DOĞRUYA GİDEN DOLAMBAÇLI AMA EMİN YOL: DIŞ OKUMALAR...
ELEŞTİRİLER
Conan hakkında makaleler de çevirmeye mecbur kaldık bu
arada. Bunlar telif problemleri nedeniyle yayınlanan versiyonlarda büyük
ihtimalle yer almayacaklar. Dale Rippke'nin "Conan hakkında bildiğinizi
sandığınız her şey neden yanlıştır?" alt başlığını taşıyan "Conan'ın Tao'su"
makalesi, karakterin sadece daha önce yaratılmış başka karakterlerin bir
bileşkesi olmadığını, aynı zamanda tamamen farklı bazı özellikler taşıdığını da
anlamamı sağladı. Sonra Patrice Louinet'in "Hyboria'nın Yaradılışı" başlığını
taşıyan, Howard'a ulaşırken yaşadıkları, okudukları, etkilendiklerini anlatan
başka bir makalede de karakteri daha iyi anlama imkanı edindim.
Her aşamada Conan öyküleri anlatım özellikleri açısından
Türkçeye biraz daha uyumlu hale getiren düzeltmelerden geçti. Sonra bir yıl
kadar Howard öyküleri çevirmeyi bıraktım. Öykülerin bir bölümünü Çizgi Diyarı
forumunda paylaştım. Burada beklemediğim ölçüde olumlu, kimilerinden çok
duygulandığım tepkiler aldım. Sürekli telefonda görüştüğümüz Çizgi Diyarı
forumunun kurucusu merhum Profesör Haluk Yücesoy ve aynı forumun yöneticilerinden
Murat Erengül'ün ısrarlarına hep buna enerjim ve param olmadığı karşılığını
verdim. Profesör Haluk Yücesoy'un beklenmedik vefatı, kendisinin kaybı kadar,
istediği bir şeyi gerçekleştirememiş olmanın burukluğunu da yaşattı bana. Keşke
Conan'ın yayınlandığını görebilseydi. Bu yüzden ilk cildin çevirmenin önsözü
bölümünde Yücesoy'un ismini anmadan geçemedim.
Çeviri sürecinde Kull öykülerinin tamamını, Bran Mak Morn
kitaplar insanı başka kitaplara götürür; bir Kull macerası aynı zamanda Bran
Mak Morn macerası olduğundan bu karakter de Türkçe konuşmaya mecbur kaldı
öykülerinin tamamını, Howard'ın tarih öykülerinin büyük bölümünü, Lyon Sprague
DeCamp, Lin Carter ve Björn Nyberg üçlüsünün yazdığı tüm Conan öykü ve
romanlarını, en sonunda da Turlogh dubh O'Brien öykülerinin tamamını çevirdim.
Conan ve Kull öykülerinin tamamı son halini aldı. Bran ve Turlogh'un son bir
kez daha gözden geçirilmeye ihtiyacı var.

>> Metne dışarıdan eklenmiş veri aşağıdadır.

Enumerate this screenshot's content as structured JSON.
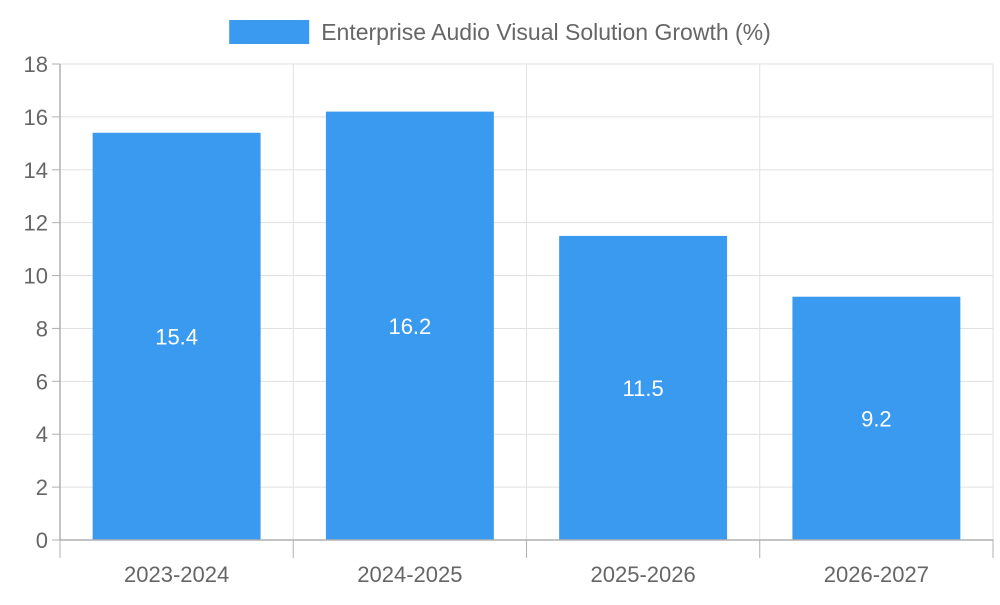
{
  "colors": {
    "bar": "#3a9af0",
    "grid": "#e1e1e1",
    "axis": "#b0b0b0",
    "text": "#666666",
    "data_label": "#ffffff"
  },
  "chart_data": {
    "type": "bar",
    "title": "",
    "xlabel": "",
    "ylabel": "",
    "categories": [
      "2023-2024",
      "2024-2025",
      "2025-2026",
      "2026-2027"
    ],
    "series": [
      {
        "name": "Enterprise Audio Visual Solution Growth (%)",
        "values": [
          15.4,
          16.2,
          11.5,
          9.2
        ]
      }
    ],
    "data_labels": [
      "15.4",
      "16.2",
      "11.5",
      "9.2"
    ],
    "ylim": [
      0,
      18
    ],
    "y_ticks": [
      "0",
      "2",
      "4",
      "6",
      "8",
      "10",
      "12",
      "14",
      "16",
      "18"
    ],
    "grid": true,
    "legend_position": "top-center"
  }
}
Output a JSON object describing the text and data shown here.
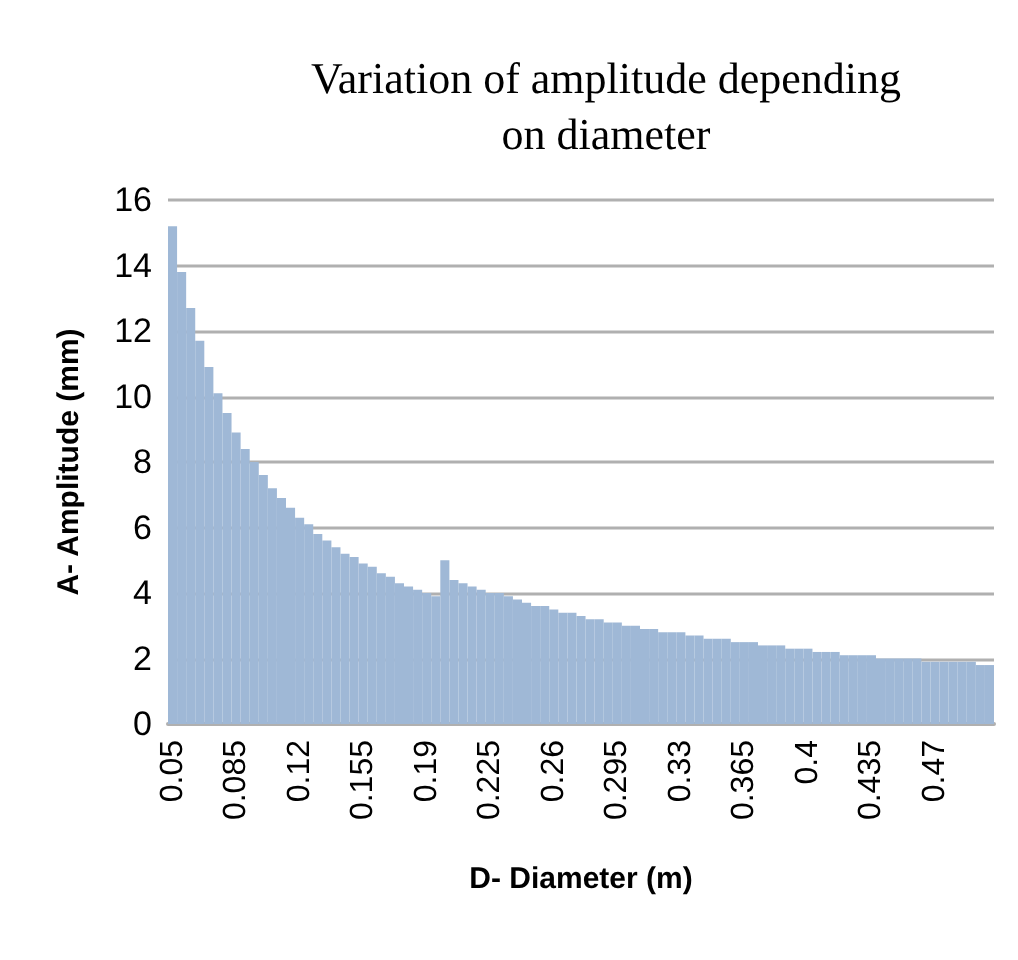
{
  "chart_data": {
    "type": "bar",
    "title": "Variation of amplitude depending on diameter",
    "xlabel": "D- Diameter (m)",
    "ylabel": "A- Amplitude (mm)",
    "categories": [
      "0.05",
      null,
      null,
      null,
      null,
      null,
      null,
      "0.085",
      null,
      null,
      null,
      null,
      null,
      null,
      "0.12",
      null,
      null,
      null,
      null,
      null,
      null,
      "0.155",
      null,
      null,
      null,
      null,
      null,
      null,
      "0.19",
      null,
      null,
      null,
      null,
      null,
      null,
      "0.225",
      null,
      null,
      null,
      null,
      null,
      null,
      "0.26",
      null,
      null,
      null,
      null,
      null,
      null,
      "0.295",
      null,
      null,
      null,
      null,
      null,
      null,
      "0.33",
      null,
      null,
      null,
      null,
      null,
      null,
      "0.365",
      null,
      null,
      null,
      null,
      null,
      null,
      "0.4",
      null,
      null,
      null,
      null,
      null,
      null,
      "0.435",
      null,
      null,
      null,
      null,
      null,
      null,
      "0.47",
      null,
      null,
      null,
      null,
      null,
      null
    ],
    "values": [
      15.2,
      13.8,
      12.7,
      11.7,
      10.9,
      10.1,
      9.5,
      8.9,
      8.4,
      8.0,
      7.6,
      7.2,
      6.9,
      6.6,
      6.3,
      6.1,
      5.8,
      5.6,
      5.4,
      5.2,
      5.1,
      4.9,
      4.8,
      4.6,
      4.5,
      4.3,
      4.2,
      4.1,
      4.0,
      3.9,
      5.0,
      4.4,
      4.3,
      4.2,
      4.1,
      4.0,
      4.0,
      3.9,
      3.8,
      3.7,
      3.6,
      3.6,
      3.5,
      3.4,
      3.4,
      3.3,
      3.2,
      3.2,
      3.1,
      3.1,
      3.0,
      3.0,
      2.9,
      2.9,
      2.8,
      2.8,
      2.8,
      2.7,
      2.7,
      2.6,
      2.6,
      2.6,
      2.5,
      2.5,
      2.5,
      2.4,
      2.4,
      2.4,
      2.3,
      2.3,
      2.3,
      2.2,
      2.2,
      2.2,
      2.1,
      2.1,
      2.1,
      2.1,
      2.0,
      2.0,
      2.0,
      2.0,
      2.0,
      1.9,
      1.9,
      1.9,
      1.9,
      1.9,
      1.9,
      1.8,
      1.8
    ],
    "color": "#9fb8d6",
    "ylim": [
      0,
      16
    ],
    "yticks": [
      0,
      2,
      4,
      6,
      8,
      10,
      12,
      14,
      16
    ],
    "grid": "y"
  }
}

Bugünlerde Thomas Wolfe üzerinde
çalışmaktayım. Solomon Kane öyküleri zaten Türkçe olarak yayınlandığından, o
kitabı da okumuş olduğumdan, bu karakterle en azından şimdiye dek hiç
ilgilenmedim.
2018 yılı, ekim ayı başlarında diye aklımda kalmış. Gece
Kitaplığı'nın kitapları ücretsiz bastığına dair bir sosyal medya ilanı gördüm.

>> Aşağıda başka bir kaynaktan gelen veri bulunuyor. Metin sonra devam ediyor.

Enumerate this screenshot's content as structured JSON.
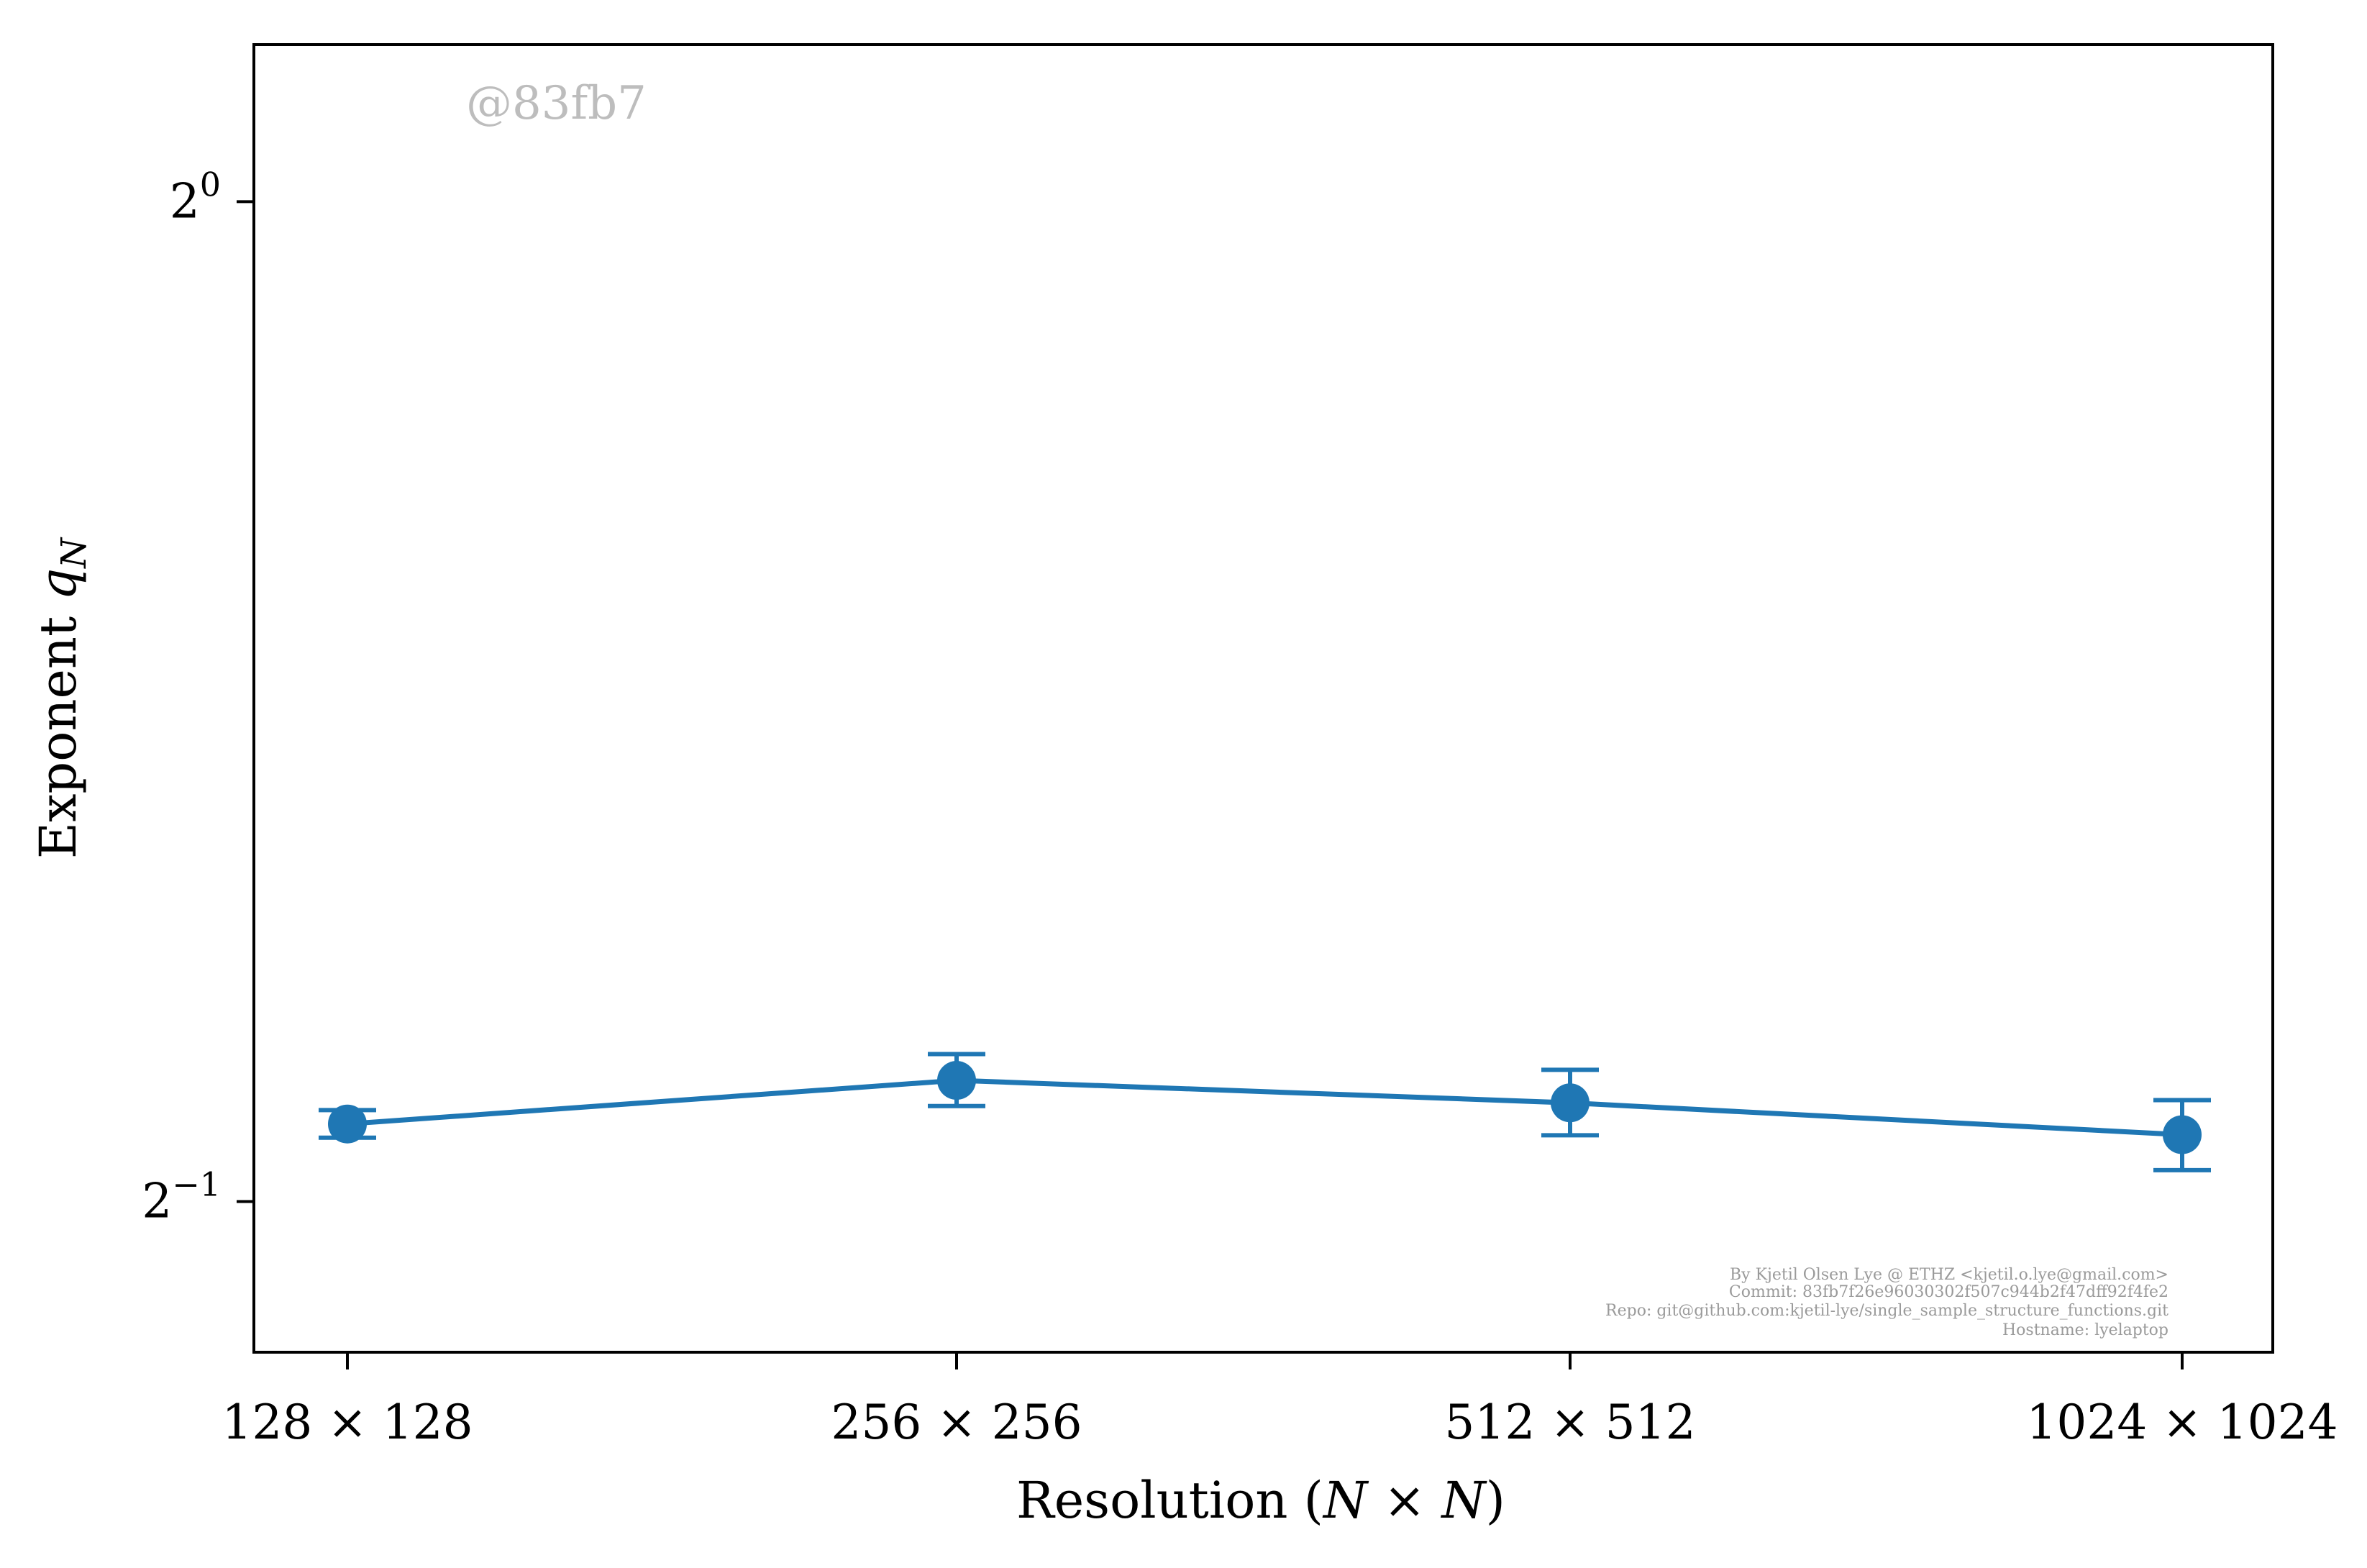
{
  "chart_data": {
    "type": "line",
    "xlabel": "Resolution (N × N)",
    "ylabel": "Exponent q_N",
    "ylabel_main": "Exponent ",
    "ylabel_var": "q",
    "ylabel_sub": "N",
    "xlabel_pre": "Resolution (",
    "xlabel_var1": "N",
    "xlabel_times": " × ",
    "xlabel_var2": "N",
    "xlabel_post": ")",
    "y_scale": "log2",
    "ylim": [
      0.4504,
      1.115
    ],
    "grid": false,
    "categories": [
      "128 × 128",
      "256 × 256",
      "512 × 512",
      "1024 × 1024"
    ],
    "series": [
      {
        "values": [
          0.5276,
          0.5438,
          0.5354,
          0.5237
        ],
        "err_low": [
          0.5226,
          0.5342,
          0.5235,
          0.511
        ],
        "err_high": [
          0.5327,
          0.5538,
          0.5478,
          0.5364
        ],
        "color": "#1f77b4"
      }
    ],
    "y_ticks": [
      {
        "value": 1.0,
        "base": "2",
        "exp": "0"
      },
      {
        "value": 0.5,
        "base": "2",
        "exp": "−1"
      }
    ],
    "watermark": "@83fb7",
    "credits": [
      "By Kjetil Olsen Lye @ ETHZ <kjetil.o.lye@gmail.com>",
      "Commit: 83fb7f26e96030302f507c944b2f47dff92f4fe2",
      "Repo: git@github.com:kjetil-lye/single_sample_structure_functions.git",
      "Hostname: lyelaptop"
    ]
  }
}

Pek de inanmadan çeviri eser yayınlayıp yayınlamadıklarına ilişkin bir mesaj
yazdım. Telefon numaramı istediler. Yazdım, on dakika içinde yayınevi sahibiyle (Yaşar Hız) görüştük. Howard'ın Conan külliyatını gönderdim. Editör Tolga Bey bunun üçe
bölünmesinin daha doğru olacağını söyledi, bu yüzden üç cilt olarak karar
kılındı. İlk Conan kitabının basımı kasım ayının son günlerinde tamamlanmıştı,
ikinci cildin yayını için birincinin belli bir mesafe alması gerekiyor. Şubat
diye öngörmüştük ama sanırım Mart ayını bulacak ikinci cilt. Üçüncü cildi de
ondan dört ay kadar sonra yayınlanır diye ümit ediyorum.

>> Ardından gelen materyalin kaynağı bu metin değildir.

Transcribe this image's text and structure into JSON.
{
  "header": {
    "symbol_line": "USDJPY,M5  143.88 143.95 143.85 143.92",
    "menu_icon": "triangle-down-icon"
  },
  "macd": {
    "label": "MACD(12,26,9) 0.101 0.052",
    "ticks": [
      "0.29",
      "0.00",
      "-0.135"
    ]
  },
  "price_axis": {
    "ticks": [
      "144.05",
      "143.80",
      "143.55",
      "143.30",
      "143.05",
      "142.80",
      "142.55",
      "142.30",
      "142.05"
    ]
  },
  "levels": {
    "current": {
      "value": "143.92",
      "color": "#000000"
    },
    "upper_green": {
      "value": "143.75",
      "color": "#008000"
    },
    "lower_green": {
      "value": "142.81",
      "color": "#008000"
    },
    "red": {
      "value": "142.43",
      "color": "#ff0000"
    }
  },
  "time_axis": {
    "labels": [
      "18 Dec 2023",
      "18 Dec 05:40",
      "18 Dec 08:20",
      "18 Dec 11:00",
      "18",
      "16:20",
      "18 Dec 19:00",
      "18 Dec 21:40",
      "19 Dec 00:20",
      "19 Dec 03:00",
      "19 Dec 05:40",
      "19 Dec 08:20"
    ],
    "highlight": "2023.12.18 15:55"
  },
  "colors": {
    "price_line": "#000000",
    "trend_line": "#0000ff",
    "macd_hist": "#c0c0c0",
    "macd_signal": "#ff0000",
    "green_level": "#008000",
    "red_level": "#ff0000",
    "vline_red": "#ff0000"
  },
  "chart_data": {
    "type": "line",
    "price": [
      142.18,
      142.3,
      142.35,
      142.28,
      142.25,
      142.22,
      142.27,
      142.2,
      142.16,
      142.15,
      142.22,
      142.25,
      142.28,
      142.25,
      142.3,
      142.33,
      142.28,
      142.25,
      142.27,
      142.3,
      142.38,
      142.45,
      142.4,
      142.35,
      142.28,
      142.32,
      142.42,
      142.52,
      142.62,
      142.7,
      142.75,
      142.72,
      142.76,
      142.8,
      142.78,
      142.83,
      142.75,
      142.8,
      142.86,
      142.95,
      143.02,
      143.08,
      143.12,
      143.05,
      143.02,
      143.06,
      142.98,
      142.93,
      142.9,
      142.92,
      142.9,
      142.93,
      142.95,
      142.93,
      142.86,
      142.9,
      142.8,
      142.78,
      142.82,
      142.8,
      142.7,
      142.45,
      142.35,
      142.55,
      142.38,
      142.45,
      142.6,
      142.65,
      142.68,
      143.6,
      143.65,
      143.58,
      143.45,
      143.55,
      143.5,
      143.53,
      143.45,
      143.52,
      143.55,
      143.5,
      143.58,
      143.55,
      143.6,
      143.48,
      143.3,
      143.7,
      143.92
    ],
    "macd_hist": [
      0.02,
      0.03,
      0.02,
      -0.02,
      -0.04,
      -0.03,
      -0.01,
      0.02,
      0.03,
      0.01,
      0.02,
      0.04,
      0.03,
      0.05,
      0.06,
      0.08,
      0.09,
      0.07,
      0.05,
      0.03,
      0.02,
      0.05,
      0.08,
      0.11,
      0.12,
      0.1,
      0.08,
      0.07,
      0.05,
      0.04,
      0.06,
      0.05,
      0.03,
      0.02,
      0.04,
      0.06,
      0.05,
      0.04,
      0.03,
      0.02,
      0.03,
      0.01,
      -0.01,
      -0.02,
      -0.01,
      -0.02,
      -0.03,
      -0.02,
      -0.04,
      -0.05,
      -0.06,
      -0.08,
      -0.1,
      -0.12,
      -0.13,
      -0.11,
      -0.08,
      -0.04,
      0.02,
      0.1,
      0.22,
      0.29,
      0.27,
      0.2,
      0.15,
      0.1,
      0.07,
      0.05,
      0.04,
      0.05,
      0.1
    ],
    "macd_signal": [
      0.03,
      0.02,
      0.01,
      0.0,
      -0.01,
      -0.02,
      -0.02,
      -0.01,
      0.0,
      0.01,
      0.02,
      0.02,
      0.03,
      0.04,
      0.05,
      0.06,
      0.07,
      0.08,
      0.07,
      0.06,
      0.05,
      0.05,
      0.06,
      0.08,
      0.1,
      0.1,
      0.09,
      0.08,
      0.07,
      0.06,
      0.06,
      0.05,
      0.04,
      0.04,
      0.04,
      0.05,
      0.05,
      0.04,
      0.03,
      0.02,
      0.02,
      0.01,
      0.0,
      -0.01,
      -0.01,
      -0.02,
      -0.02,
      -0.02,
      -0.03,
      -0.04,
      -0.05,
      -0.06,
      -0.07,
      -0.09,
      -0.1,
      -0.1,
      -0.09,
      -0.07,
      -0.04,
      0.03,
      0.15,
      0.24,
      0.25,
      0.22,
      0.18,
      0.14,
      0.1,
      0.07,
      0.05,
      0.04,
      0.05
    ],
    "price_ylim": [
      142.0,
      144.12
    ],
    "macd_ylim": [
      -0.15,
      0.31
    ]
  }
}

Üçüncü cildin sonunda Conan karakterinin oluşmasında ara güzergahlar olan Karanlığın Halkı ve Kılıçtaki Anka'nın reddedilen versiyonu da yer alacak. Conan öyküsü olarak bu seçkide boy gösteren "Buz Devinin Kızı" öyküsünün başka bir karaktere uyarlandığı bir öykü çevirisi de olacak. Ayrıca, bir kazı alanında Hyboria Çağı'ndan kalıntılar arayan bugünün iki karakterinin arasındaki bir diyaloğu anlatan bir fragman da yer alıyor.
İlk ciltte aldığımız tepkiler, kusurlardan ziyade elde
edilen sonuçtan sevinci ifade ediyor. İmkan olursa Kull, Bran Mak Morn, Turlogh
dubh O'Brien, Cormac FitzGeoffrey ve diğer doğu öyküleri de yayınlansın
isterim. Kendim çevirdiğim için değil, her birinin okunmaya değer karakterler
olduğuna inandığım için. Fakat bu Conan'ın alabileceği mesafeyle ilgili
elbette. Bana sorarsanız, Conan'ın kılıcı kendine Türk fantastik okuru nezdinde
bir yer açamazsa diğerlerinin kendisine bir yol bulması güç olacaktır.
Ama Conan'ın bu yolu açacağına da inanıyorum.
Ayrıca, Conan öykülerine verilen tepkilerin büyük oranda sonraki çalışmalara da kılavuzluk edeceğine inancımı hiç yitirmedim."